AmitGorvadiya / tesseract-ocr

Automatically exported from code.google.com/p/tesseract-ocr
Other
0 stars 0 forks source link

inconsistent scanning through freeocr 3.0 (which uses tesseract - right?) #294

Closed GoogleCodeExporter closed 9 years ago

GoogleCodeExporter commented 9 years ago
What steps will reproduce the problem?
1. download and run freeocr 3.0, windows xp SP3
2. load a scanned jpeg, rotate clockwise, clip area to OCR
3. The area for OCR contained a list of names with corresponding email 
addresses. It looks like arial font. Admittedly scanned at a bit of a 
slant from the horizontal (maybe 3-5 degrees)

What is the expected output?
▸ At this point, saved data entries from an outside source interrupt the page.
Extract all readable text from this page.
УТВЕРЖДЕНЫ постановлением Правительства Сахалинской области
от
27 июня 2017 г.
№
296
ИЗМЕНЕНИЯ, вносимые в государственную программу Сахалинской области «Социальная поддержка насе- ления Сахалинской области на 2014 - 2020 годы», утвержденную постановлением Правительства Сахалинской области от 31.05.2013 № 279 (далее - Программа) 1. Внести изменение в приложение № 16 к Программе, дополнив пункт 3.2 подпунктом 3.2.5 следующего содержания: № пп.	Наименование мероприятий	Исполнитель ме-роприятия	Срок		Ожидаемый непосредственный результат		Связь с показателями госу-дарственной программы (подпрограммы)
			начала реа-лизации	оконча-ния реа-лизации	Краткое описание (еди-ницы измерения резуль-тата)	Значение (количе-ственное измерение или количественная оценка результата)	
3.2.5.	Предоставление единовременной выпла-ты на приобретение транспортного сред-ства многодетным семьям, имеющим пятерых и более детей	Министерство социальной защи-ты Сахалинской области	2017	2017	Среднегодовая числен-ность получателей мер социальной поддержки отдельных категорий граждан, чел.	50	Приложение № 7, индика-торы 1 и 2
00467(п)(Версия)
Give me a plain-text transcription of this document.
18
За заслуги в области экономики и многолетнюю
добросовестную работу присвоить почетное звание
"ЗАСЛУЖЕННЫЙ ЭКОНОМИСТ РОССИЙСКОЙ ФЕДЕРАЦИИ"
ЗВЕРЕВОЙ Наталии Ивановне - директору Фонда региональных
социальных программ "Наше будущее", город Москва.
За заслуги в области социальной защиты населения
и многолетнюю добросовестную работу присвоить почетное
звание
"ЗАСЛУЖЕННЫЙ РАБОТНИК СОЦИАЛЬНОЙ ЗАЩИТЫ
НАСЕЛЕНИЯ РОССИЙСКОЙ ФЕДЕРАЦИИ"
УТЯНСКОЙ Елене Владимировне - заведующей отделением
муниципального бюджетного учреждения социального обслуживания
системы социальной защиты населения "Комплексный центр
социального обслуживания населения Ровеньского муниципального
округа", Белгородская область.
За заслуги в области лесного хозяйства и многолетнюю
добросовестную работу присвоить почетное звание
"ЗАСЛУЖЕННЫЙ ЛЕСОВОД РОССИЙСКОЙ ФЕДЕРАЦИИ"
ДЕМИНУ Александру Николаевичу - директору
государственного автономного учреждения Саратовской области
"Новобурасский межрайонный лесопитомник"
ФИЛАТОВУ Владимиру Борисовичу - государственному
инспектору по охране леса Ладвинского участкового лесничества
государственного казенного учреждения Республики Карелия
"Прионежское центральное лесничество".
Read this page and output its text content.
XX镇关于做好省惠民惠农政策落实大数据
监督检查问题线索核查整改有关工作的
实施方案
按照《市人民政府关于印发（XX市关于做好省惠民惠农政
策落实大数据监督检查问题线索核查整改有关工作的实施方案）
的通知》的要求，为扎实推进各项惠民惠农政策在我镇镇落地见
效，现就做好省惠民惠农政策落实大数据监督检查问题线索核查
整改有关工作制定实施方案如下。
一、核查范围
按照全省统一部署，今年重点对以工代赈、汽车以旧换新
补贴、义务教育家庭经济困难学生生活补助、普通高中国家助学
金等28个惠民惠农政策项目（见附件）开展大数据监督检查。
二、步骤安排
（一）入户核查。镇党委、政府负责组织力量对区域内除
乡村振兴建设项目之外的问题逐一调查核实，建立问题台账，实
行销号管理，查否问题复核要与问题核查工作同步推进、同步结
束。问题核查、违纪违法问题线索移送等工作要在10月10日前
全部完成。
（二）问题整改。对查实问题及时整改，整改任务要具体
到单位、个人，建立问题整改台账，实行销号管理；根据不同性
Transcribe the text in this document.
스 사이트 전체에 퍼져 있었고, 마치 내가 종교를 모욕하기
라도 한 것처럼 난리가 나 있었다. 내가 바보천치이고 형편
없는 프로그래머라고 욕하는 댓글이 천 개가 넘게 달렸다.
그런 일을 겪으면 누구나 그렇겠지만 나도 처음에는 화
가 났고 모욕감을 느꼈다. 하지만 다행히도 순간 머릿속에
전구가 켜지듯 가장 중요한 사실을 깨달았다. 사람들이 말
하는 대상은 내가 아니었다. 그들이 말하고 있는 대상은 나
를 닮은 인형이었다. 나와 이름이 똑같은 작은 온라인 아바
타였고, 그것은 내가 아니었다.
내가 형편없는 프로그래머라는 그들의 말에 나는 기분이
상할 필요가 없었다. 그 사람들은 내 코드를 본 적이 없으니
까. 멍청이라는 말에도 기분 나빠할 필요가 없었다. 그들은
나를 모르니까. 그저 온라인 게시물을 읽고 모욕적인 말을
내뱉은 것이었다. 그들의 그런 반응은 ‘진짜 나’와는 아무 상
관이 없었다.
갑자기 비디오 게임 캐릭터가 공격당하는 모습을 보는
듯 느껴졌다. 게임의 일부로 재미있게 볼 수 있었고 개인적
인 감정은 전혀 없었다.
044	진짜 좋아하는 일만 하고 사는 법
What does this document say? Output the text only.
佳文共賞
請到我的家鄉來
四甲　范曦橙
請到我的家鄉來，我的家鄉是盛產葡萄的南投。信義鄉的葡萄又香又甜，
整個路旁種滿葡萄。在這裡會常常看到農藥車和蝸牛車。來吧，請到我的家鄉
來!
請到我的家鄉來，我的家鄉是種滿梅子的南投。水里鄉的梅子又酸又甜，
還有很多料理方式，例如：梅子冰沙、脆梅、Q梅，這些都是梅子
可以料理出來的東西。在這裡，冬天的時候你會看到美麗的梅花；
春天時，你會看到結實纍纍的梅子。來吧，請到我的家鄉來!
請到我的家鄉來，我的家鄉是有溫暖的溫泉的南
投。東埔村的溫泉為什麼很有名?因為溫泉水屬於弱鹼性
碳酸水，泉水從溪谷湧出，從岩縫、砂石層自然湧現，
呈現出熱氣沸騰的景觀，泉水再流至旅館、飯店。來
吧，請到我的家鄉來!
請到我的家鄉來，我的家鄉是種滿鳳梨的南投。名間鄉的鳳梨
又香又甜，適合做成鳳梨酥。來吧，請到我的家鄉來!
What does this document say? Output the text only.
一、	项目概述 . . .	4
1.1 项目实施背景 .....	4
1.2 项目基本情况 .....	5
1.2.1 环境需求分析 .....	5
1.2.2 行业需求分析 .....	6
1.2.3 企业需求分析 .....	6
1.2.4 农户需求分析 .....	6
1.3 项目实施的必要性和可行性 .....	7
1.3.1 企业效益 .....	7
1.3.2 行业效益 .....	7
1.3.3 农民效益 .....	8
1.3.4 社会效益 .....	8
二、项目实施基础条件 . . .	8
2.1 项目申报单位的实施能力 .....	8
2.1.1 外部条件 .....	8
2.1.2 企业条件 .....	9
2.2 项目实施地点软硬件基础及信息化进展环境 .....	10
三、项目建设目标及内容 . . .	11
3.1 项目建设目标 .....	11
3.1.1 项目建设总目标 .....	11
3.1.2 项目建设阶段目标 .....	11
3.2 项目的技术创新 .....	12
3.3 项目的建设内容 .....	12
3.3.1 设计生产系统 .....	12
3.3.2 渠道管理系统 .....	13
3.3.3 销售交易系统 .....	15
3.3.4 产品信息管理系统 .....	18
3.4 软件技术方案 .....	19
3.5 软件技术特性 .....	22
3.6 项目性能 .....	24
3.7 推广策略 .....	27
What do you see instead?
- This was mostly straight text, with email domain name repeated from line 
to line
- The domain name translation was inconsistent, with ...
    - zero chosen instead of letter o on some lines, and not others.
    - letters l and i translated sometimes as pipe character - | (do you 
guys scan a lot of unix scripts??)
    - Letter M - well sometime this was l\/i, l\/l, lvl, or some such - 
sometimes correctly translated, but a lot of errors there.
    - letter k - sometimes came out as pipe+ less than, ie |<

What version of the product are you using? On what operating system?
See above

Please provide any additional information below.
Hope this helps, no time i'm afraid to check if this is an existing bug 
etc.
Sorry can't provide the original as it has personal info on it, but it was 
a pretty clean scan.

Original issue reported on code.google.com by vince.re...@gmail.com on 24 Apr 2010 at 5:40

GoogleCodeExporter commented 9 years ago
Known problem.

Original comment by theraysm...@gmail.com on 20 May 2010 at 1:05

GoogleCodeExporter commented 9 years ago

Original comment by theraysm...@gmail.com on 20 May 2010 at 1:12

GoogleCodeExporter commented 9 years ago
1. Freeocr is independent product, so please file issue to its authors. We do 
not know which version of tesseract it use and how. BTW: there were reports it 
communicates with strange server, so maybe it do more than OCR ;-) 
2. OCR result could be effect by input image quality - without providing image 
we can not help you (e.g. to test if issue is solved)

Original comment by zde...@gmail.com on 7 Dec 2013 at 11:51